A nature writer, whose work I have only recently started reading, Seton Gordon, is now one of my favourites. I discovered Seton Gordon through Jim Crumley (who is my very favourite nature writer), and in many of Jim's books, he references Seton Gordon, and talks about what an inspiration his writing was to him. Seton Gordon was a Scottish naturalist and writer, who was born in 1886, and died in 1977. He wrote somewhere in the region of thirty books between 1907 and 1971, including such classics as The Charm of the Hills, Wanderings of a Naturalist, Hebridean Memories, Days With the Golden Eagle, The Charm of Skye; The Winged Isle, Islands of the West, Highways and Byways in the West Highlands and Highways and Byways in the Central Highlands to name but a few.
I have just finished The Charm of Skye (1929), and in it, Seton Gordon talks about how the old Celtic seers knew each wind by its own mystical colour:
From the East blows the Purple Wind,
From the South the White.
From the North the Black,
From the West the Pale.
Apparently, these colours were not woven out of human fancies, they had an occult, inner meaning. I thought about it for a bit, and I could relate to these colours. Some were more obvious than others, but I couldn't help agreeing with the old Celtic seers, that these colours did represent each wind.
One of my favourite birds (I have a lot of favourite birds) is the Mistle Thrush, in fact I have a soft spot for all the Thrush species, but for some reason the Mistle Thrush, or Stormcock to give it one of its old names, is a favourite in that family of favourites! I think maybe, it is because in the depth of winter you can hear Mistle Thrushes singing, and indeed during the storms of winter it can be heard singing, giving hope that the days will lengthen soon, and spring is just around the corner. Hence, Stormcock!
When I looked up the Mistle Thrush in All the Birds of the Air - The Names, Lore and Literature of British Birds by Francesca Greenoak, I could see that it had many old localised names, in fact there aren't many species with more. In case you are interested, I have listed all the old names that are given for the Mistle Thrush in this lovely, and interesting book; Hollin Cock, Holm Thrush, Holm Cock, Holm Screech, Muzzel Thrush, Mizzly Dick, Screech, Skirlock, Skrike, Skrite, Squawking Thrush (a bit harsh I think), Gawthrush, Jay (interesting), Jay Pie, Jercock, Chercock, Stormcock, Jeremy Joy, Big Mavis (I like that one), Big Felt, Bull Thrush, Horse Thrush (they often forage in horse paddocks), Corney Keever, Crakle, Bunting Thrush, Butcher Bird (I thought that was just shrikes), Felfit, Fulfer, Hillan Piet, Fen Thrush, Marble Thrush (apt), Norman Thrush, Stone Thrush and Wood Thrush. That's 34 different names!

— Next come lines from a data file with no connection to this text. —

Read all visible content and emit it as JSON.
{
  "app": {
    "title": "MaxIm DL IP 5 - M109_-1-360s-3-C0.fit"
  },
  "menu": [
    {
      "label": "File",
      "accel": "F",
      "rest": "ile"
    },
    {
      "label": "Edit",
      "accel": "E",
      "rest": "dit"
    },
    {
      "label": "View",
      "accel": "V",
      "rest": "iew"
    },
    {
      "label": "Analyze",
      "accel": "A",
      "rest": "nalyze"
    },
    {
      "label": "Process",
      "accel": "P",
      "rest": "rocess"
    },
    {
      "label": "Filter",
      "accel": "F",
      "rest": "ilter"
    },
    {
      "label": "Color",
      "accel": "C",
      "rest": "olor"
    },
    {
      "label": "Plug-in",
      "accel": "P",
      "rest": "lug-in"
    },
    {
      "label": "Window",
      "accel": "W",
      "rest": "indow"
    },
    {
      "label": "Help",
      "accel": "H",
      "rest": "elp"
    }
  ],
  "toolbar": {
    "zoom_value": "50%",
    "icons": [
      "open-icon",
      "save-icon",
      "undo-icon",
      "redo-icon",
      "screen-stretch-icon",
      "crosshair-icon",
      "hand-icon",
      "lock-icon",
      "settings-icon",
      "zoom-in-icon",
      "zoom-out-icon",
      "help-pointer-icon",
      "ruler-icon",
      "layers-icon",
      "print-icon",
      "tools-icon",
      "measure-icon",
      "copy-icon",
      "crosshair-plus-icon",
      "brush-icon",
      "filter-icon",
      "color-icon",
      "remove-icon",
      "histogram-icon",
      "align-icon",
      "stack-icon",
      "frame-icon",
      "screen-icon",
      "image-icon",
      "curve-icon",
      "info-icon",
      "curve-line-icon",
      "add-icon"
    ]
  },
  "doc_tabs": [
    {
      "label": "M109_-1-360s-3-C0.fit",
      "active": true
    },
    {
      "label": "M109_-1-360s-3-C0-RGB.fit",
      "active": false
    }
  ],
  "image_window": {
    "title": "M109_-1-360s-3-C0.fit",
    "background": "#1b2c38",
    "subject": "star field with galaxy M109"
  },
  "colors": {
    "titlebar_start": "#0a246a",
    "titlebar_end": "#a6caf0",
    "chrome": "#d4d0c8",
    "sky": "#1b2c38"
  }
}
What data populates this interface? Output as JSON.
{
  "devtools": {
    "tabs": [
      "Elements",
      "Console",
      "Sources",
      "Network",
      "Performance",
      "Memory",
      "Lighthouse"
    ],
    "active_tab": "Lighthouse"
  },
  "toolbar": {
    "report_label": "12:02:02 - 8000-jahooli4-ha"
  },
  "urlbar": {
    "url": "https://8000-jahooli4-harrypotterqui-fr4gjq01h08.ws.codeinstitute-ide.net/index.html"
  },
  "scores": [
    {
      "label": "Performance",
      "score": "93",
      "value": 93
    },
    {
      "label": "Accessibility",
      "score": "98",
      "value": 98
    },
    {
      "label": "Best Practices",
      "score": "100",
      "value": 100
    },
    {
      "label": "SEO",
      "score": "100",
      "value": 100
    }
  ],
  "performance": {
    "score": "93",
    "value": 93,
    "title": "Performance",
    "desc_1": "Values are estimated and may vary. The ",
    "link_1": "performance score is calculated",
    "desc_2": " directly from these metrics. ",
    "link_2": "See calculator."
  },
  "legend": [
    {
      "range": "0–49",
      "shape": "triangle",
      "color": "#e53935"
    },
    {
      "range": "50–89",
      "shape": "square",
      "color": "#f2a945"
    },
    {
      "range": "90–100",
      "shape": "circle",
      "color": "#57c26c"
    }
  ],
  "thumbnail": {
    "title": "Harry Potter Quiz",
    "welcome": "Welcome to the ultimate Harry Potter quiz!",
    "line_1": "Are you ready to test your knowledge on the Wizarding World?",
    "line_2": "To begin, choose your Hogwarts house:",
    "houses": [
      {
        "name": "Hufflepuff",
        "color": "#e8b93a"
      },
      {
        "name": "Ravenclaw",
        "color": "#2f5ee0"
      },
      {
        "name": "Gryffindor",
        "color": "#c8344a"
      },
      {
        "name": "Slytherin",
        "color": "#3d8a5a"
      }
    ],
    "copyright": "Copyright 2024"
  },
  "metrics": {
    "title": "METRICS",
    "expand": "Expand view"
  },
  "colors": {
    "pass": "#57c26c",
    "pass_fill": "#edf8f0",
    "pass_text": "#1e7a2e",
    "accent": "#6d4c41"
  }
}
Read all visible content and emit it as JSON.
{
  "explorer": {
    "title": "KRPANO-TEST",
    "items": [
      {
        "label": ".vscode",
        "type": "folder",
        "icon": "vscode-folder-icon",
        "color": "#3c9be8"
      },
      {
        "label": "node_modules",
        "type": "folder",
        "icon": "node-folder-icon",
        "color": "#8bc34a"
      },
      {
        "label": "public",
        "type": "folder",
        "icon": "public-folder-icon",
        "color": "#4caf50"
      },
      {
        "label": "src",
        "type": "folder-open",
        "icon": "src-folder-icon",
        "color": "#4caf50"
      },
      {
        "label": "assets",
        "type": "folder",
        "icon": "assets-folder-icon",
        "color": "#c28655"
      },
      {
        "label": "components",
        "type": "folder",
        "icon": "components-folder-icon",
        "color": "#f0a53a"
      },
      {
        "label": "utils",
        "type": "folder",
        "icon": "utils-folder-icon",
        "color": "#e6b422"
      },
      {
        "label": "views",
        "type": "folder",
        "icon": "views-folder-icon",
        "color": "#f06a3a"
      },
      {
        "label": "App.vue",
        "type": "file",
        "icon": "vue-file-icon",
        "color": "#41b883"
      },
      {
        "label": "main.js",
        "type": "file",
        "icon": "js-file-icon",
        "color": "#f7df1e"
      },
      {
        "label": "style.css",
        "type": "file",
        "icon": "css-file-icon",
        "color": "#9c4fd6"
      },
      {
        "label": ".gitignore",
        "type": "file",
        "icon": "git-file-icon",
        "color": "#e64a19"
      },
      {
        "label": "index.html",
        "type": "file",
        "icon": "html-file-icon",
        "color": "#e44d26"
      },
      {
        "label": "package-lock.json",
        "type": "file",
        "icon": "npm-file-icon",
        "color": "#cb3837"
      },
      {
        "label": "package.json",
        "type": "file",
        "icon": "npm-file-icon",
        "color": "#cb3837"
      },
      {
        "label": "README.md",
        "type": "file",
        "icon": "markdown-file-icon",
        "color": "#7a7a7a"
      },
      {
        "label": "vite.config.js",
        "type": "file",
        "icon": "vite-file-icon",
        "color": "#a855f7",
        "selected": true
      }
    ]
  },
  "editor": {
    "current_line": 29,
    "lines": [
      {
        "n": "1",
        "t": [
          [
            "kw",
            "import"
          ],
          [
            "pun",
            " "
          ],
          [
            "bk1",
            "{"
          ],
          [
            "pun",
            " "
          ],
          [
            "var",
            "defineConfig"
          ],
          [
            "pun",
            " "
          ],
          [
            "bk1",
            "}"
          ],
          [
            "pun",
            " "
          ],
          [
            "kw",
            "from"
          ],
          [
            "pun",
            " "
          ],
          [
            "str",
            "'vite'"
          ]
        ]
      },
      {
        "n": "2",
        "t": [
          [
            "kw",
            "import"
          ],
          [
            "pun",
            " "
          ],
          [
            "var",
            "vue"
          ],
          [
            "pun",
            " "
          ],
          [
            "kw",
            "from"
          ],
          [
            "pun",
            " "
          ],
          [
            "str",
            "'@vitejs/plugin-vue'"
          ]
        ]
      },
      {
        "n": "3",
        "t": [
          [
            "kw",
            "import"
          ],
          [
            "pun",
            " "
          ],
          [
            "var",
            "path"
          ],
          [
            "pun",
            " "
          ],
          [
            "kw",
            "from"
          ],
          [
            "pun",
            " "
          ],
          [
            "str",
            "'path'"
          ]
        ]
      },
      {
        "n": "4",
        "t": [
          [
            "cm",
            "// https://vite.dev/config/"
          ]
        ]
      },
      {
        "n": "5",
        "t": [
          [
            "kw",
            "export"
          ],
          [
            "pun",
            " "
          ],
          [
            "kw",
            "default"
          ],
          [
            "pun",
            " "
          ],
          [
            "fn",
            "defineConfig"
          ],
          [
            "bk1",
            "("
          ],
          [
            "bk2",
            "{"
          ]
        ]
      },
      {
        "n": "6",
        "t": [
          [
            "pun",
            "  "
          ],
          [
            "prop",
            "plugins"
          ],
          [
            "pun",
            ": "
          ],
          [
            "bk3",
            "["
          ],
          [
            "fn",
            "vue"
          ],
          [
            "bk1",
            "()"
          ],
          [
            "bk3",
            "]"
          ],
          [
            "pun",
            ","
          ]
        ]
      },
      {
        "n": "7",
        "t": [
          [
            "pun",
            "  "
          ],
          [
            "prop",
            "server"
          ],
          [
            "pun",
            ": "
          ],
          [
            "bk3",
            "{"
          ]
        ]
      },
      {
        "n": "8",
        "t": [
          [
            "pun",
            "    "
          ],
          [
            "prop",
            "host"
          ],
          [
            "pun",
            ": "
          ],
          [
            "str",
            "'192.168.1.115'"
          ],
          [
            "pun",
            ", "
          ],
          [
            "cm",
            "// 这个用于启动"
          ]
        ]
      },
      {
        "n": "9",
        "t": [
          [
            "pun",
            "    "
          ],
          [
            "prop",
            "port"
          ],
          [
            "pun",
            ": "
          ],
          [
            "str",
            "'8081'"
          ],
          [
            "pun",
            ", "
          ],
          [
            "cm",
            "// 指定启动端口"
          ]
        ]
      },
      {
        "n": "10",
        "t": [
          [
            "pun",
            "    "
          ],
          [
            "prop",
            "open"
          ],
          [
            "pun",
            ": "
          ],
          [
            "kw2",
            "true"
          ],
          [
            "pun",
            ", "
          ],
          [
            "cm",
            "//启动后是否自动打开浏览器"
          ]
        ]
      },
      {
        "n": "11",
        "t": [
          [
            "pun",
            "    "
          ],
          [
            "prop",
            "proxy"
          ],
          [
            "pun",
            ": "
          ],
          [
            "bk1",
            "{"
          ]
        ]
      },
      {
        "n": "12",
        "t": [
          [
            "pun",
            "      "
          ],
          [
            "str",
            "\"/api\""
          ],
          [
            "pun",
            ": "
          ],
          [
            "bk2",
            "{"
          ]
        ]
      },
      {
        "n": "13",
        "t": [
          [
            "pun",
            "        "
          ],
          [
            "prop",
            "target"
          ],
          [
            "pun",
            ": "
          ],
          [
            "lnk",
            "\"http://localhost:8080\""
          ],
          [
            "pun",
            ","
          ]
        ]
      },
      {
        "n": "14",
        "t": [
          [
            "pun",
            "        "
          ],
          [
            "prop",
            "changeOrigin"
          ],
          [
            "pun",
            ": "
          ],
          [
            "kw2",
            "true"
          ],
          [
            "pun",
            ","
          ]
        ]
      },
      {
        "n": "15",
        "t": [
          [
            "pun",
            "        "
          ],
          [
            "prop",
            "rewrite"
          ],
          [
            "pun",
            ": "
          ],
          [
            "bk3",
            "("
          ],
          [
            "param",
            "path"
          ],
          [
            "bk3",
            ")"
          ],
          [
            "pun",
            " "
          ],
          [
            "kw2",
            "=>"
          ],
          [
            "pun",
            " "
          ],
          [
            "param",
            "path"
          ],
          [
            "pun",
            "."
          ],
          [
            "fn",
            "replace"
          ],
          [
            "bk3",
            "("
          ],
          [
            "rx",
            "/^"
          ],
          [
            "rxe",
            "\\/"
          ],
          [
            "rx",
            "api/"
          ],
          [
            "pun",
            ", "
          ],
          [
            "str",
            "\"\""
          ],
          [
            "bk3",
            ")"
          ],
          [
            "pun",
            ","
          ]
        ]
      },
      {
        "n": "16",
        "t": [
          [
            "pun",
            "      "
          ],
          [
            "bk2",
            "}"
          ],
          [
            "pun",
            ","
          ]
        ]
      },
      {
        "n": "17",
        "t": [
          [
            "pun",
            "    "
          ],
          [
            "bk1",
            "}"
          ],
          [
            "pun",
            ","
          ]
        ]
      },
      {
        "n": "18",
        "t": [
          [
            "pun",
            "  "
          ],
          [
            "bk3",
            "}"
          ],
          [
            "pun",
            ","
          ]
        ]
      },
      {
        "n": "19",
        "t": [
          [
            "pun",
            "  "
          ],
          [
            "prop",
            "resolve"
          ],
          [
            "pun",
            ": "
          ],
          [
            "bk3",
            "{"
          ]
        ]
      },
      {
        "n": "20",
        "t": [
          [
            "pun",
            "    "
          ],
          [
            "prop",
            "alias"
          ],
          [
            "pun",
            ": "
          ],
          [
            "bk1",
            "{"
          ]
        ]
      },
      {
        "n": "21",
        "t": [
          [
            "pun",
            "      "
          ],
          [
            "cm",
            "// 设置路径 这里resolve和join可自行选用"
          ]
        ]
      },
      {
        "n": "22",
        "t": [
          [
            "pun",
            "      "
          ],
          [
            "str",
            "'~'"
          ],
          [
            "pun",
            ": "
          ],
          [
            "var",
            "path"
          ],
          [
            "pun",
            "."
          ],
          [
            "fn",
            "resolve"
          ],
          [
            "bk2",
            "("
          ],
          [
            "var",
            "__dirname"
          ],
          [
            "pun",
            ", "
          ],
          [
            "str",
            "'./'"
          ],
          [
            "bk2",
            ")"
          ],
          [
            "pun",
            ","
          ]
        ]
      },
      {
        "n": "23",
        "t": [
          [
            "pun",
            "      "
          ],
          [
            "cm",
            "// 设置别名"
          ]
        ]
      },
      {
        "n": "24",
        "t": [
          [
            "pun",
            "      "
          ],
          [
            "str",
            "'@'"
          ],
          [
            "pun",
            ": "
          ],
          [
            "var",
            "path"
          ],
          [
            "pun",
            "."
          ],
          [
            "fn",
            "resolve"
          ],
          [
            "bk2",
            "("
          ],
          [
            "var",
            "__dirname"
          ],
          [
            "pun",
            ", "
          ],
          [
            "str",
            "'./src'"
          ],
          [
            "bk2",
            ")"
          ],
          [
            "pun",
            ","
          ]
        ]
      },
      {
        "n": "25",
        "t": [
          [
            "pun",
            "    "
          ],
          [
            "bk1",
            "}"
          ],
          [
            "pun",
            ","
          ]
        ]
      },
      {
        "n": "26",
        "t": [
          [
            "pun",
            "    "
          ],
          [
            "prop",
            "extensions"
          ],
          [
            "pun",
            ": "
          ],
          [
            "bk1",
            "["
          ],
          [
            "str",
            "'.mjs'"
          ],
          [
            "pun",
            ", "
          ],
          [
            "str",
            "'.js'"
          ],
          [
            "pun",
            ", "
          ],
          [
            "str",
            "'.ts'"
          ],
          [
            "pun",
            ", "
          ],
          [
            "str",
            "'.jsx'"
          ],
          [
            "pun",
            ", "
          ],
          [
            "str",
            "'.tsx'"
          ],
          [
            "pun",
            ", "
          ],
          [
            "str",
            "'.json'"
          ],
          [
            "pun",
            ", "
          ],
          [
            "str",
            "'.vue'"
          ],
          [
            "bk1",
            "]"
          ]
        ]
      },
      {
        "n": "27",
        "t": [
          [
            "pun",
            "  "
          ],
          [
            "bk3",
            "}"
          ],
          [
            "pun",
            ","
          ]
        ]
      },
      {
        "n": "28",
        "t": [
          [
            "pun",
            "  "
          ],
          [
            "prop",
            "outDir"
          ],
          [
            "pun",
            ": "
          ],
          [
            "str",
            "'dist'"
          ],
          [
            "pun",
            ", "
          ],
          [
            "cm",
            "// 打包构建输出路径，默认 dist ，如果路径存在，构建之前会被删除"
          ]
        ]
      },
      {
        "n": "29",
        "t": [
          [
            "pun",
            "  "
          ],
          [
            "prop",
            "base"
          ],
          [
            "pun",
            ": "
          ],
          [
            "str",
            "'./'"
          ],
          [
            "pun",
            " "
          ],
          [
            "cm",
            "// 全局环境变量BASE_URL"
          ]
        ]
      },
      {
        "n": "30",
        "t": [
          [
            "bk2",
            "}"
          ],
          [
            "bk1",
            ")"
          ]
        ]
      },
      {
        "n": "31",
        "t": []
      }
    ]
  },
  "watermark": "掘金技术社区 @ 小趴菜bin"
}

Its scientific name is Turdus viscivorus, coming from viscum for mistletoe, and voro to devour. So, a thrush that devours mistletoe, and that's what they do! They will have a winter feeding territory that they will defend from all comers. And the mistletoe has the solstice connotation that is so apt for this time of the year.
On a cold, frosty morning last week, under beautiful blue skies with a 'white wind', I found myself on a west Lancashire mossland doing a bird survey, where I encountered five of these beautiful birds. I watched one Stormcock singing in the white wind as it alighted on top of a telegraph pole to join two other Stormcocks. When you hear a Stormcock singing in flight, it is magical. They have a very loud, determined, and liquid song, like a slowed down Blackbird on steroids, turned up to number 11! As they approach with that gently, undulating flight, as if on a children's roller-coaster, the song gets louder, and louder until they are there, in front of you, perched up, ready to face off any bird, probably any one, that dares to get too close to their favourite fruiting tree. Marvellous!
Close to where the Stormcocks were, in a sheep grazed paddock, was a flock of 26 Redwings and 48 Fieldfares, all feeding on invertebrates in the short sward. Sometimes, one or two of the Stormcocks would fly down and join their Nordic cousins.
I started my survey at first light, and as a result, picked up on some of the Pink-footed Geese flying from their overnight roost to feeding areas, and I had 266 flying in a general north to east direction. The stubble field in front of my VP held 32 Skylarks and eleven Linnets. Three Grey Wagtails were noteworthy, as was a flock of 354 Woodpigeons and 80 Jackdaws. The best of the rest included 14 Goldfinches, a Great Spotted Woodpecker, five Stock Doves and six Reed Buntings.
But nothing could match the Stormcock singing in the white wind.